Once, after I had finished teaching on the subject, someone who I could tell was wary of the tactic came up to me and said, “I don’t really agree with this approach; I’d rather win the person than the argument.” As we talked, it became clear that according to her, we either aim to lovingly win a person to Christ, which means avoiding confronting (no matter how gently) their faulty thinking, or we inquire about apparent incoherence and lack of correspondence to life, in which case we’re not genuinely concerned about the person but only about creating a “Gotcha!” moment to make ourselves feel superior and our conversation partner feel bad. This way of thinking assumes we must either love the person or challenge their outlook on life, but we can’t do both because they’re mutually exclusive.
I understand what’s behind such a stance. The word “win” together with the word “argument” evokes, in the minds of many, images of an adversarial, hostile, and competitive encounter, a fight to the finish with a victor and a vanquished, a belittling gloater and one shamefully gloated over. But it doesn’t have to be that way. If we understand arguing in its formal sense—namely, offering reasons in support of one’s claims and assessing the reasoning put forth by someone holding an opposing position—and understand winning an argument as simply making a more compelling case, I think we’ll see that to pit winning an argument against winning a person is unwarranted. In other words, it’s a false dichotomy.
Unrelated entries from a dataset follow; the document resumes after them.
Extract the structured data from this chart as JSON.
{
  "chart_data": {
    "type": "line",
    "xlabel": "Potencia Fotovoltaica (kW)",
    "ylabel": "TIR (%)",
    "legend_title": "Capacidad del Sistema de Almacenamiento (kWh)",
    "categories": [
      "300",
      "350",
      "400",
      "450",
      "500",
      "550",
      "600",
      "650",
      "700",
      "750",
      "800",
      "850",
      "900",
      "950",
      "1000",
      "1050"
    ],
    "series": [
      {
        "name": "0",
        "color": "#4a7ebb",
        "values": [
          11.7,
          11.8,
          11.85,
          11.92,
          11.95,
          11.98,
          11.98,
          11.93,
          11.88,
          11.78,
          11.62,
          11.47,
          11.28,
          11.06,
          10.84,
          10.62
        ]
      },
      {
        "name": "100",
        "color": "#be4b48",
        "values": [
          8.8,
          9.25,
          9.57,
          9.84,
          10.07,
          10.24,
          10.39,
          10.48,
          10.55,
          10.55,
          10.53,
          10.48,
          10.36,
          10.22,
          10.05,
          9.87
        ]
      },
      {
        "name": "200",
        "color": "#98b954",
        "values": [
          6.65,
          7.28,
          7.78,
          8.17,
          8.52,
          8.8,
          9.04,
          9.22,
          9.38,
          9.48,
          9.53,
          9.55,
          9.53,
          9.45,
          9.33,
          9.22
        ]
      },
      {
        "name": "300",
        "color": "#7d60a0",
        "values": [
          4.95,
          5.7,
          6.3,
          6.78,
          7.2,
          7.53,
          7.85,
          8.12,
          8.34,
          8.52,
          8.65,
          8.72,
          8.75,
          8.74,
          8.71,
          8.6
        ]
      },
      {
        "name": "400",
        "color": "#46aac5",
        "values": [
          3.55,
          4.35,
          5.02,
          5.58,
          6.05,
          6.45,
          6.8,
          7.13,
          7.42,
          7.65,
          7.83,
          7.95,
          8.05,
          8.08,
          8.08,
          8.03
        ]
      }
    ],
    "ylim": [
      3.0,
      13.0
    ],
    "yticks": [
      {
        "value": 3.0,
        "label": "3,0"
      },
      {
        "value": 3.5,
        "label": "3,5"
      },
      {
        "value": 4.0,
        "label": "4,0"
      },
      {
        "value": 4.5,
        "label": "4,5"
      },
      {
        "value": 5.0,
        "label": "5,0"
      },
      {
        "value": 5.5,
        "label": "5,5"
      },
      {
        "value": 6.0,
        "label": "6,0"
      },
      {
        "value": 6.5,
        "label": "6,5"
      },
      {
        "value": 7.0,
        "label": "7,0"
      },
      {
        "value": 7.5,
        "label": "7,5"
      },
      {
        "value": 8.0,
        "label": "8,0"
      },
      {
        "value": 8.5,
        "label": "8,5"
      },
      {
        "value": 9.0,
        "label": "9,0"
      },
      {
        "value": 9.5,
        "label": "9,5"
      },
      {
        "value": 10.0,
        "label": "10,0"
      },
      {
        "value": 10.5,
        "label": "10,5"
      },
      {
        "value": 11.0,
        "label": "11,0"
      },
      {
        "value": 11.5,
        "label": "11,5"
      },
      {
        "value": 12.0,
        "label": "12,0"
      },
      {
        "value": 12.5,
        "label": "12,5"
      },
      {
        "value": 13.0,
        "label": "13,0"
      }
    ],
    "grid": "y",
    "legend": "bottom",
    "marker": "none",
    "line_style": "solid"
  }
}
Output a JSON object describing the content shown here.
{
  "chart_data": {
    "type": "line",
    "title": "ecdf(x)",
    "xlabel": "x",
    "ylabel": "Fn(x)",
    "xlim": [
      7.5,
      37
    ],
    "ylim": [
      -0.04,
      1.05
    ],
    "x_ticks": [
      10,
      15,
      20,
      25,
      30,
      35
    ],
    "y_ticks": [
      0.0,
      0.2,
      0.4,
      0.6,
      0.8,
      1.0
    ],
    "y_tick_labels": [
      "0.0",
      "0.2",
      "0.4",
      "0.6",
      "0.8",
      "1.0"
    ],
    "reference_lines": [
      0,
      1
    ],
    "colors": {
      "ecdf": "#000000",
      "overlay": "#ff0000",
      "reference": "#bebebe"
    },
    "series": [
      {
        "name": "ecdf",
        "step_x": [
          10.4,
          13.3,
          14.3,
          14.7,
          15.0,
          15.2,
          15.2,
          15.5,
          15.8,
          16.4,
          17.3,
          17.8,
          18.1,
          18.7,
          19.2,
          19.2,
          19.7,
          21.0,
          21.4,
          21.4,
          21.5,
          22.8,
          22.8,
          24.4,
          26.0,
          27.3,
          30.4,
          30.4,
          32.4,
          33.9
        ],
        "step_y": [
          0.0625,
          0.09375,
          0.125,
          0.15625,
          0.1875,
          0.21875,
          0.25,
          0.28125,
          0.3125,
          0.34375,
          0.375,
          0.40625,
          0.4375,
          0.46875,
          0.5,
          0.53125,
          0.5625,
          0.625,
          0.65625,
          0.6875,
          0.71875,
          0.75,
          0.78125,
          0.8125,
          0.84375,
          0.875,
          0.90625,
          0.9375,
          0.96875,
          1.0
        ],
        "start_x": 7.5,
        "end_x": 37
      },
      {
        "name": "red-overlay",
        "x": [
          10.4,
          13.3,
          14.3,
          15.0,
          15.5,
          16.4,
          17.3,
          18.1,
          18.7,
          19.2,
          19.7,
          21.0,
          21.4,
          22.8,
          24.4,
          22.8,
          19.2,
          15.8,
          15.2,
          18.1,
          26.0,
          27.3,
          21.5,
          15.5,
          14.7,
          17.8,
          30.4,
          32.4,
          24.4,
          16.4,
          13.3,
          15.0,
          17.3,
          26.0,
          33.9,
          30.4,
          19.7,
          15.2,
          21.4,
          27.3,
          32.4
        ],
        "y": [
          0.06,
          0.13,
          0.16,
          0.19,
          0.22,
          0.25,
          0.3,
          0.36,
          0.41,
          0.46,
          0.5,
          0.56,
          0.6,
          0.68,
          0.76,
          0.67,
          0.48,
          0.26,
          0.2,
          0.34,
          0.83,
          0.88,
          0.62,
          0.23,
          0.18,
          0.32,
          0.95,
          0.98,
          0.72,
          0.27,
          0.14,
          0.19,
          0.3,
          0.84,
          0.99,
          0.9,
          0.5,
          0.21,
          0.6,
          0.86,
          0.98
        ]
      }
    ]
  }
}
Wanting to win an argument isn’t necessarily wrong. It’s why I want to win that determines whether there’s a problem. If I’m motivated by a desire to display my cleverness and/or to demean or belittle the person with whom I’m speaking, or if I consider winning the argument as an end in itself, I’m out of step with the Holy Spirit and misrepresenting Jesus, whose truth I say I’m defending. Due to the reality of indwelling sin, this is a temptation we must always be prayerfully on guard against and repentant of when we recognize it in ourselves. Anyone engaged in apologetics to any degree needs to be asking the Lord to purify their motives so that we all increasingly desire to win arguments as a means (though certainly not the only one) of winning people to the gospel.
The late Francis Schaeffer is a good example of what I have in mind. Schaeffer said that despite the non-Christian’s rebellious attempts to interpret himself and the world in unbiblical ways, he cannot do so consistently because he continues to be a divine image-bearer living in God’s world. Thus, there will always be what Schaeffer called a “point of tension” between life as the unbeliever experiences it and their professed philosophy. In fact, Schaeffer said, the more logically consistent the unbeliever is to his/her unbiblical presuppositions, the more out of touch he/she will be with reality. In an attempt to demonstrate to people the consequences of their rejection of God’s revelation and why they need Christ, Schaeffer advised that Christians lead unbelievers to seriously consider the logical ends of their presuppositions in order to drive home the existential and intellectual lostness of humanity apart from God. (Schaeffer called this approach “Taking the Roof Off.” It’s one of the tactics Greg explains in greater detail in chapter 10 of Tactics: A Game Plan for Discussing Your Christian Convictions.) Schaeffer urged Christians to engage in such argumentation but sounded a sober warning about doing so for the wrong reasons:
As I seek to do this, I need to remind myself constantly that this is not a game I am playing. If I begin to enjoy it as a kind of intellectual exercise, then I am cruel and can expect no real spiritual results. As I push the man off his false balance, he must be able to feel that I care for him. Otherwise I will only end up destroying him, and the cruelty and ugliness of it all will destroy me as well. Merely to be abstract and cold is to show that I do not really believe this person to be created in God’s image and therefore one of my kind. Pushing him towards the logic of his presuppositions is going to cause him pain; therefore, I must not push any further than I need to. (The God Who is There)
In the same volume, Schaeffer rightly noted that “[t]he purpose of ‘apologetics’ is not just to win an argument or a discussion, but that the people with whom we are in contact may become Christians and then live under the Lordship of Christ in the whole spectrum of life.” No, the winning of arguments is not more important than winning people, but neither is it necessarily in conflict with that end.